The course aims to provide practical experience in developing applications for data analysis, focusing on:
- Data Acquisition: Using Python to gather data from various sources, including files and web scraping techniques.
- Data Preprocessing: Cleaning, transforming, and structuring data for further analysis.
- Machine Learning: Implementing basic supervised and unsupervised learning models.
- Distributed Processing: Utilizing Apache Spark for handling large datasets and performing scalable machine learning.
This repository serves as a personal log of my progress through the course. It's a collection of my:
- Solutions to exercises and challenges
- Programs written in Python
- Insights gained from applying machine learning and data processing techniques
All the content here is shared for educational purposes only. It is not meant for commercial use or redistribution. Feel free to explore the code and use it as reference material, but please give proper credit if you derive any work from this repository.
- Institution: Instituto Politécnico Nacional (IPN)
- Program: Bachelor's in Data Science (Licenciatura en Ciencia de Datos)

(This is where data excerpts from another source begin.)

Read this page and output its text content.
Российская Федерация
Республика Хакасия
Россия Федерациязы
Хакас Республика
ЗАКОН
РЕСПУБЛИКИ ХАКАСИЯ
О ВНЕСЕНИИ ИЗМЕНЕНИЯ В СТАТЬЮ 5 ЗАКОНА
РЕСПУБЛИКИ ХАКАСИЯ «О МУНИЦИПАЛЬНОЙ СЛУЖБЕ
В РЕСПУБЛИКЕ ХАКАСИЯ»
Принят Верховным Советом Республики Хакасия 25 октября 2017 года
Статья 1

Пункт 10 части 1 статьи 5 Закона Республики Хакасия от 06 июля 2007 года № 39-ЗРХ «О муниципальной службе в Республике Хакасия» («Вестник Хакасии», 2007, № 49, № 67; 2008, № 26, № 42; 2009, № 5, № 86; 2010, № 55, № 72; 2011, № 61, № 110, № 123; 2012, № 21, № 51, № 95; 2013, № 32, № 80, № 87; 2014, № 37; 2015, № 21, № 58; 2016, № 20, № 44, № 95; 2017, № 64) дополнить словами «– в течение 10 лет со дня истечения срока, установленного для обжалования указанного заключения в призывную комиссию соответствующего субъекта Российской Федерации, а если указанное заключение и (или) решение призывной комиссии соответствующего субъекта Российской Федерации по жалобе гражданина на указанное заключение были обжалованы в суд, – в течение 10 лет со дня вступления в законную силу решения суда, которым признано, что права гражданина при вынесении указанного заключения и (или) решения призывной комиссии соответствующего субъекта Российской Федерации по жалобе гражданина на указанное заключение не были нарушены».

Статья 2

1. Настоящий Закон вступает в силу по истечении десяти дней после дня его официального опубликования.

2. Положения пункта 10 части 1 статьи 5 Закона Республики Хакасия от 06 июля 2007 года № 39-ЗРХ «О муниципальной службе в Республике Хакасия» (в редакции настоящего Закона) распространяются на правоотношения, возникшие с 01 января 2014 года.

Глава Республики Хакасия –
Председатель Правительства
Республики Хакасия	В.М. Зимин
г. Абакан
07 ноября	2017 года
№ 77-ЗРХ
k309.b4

- Course: Development of Applications for Data Analysis
- Semester: IV
This course is part of my academic formation and helps develop practical skills in Python programming for data science, which includes working with libraries, web scraping, and applying machine learning algorithms.
Disclaimer: This repository is purely for academic use and personal development. All materials are subject to the course's rules and guidelines.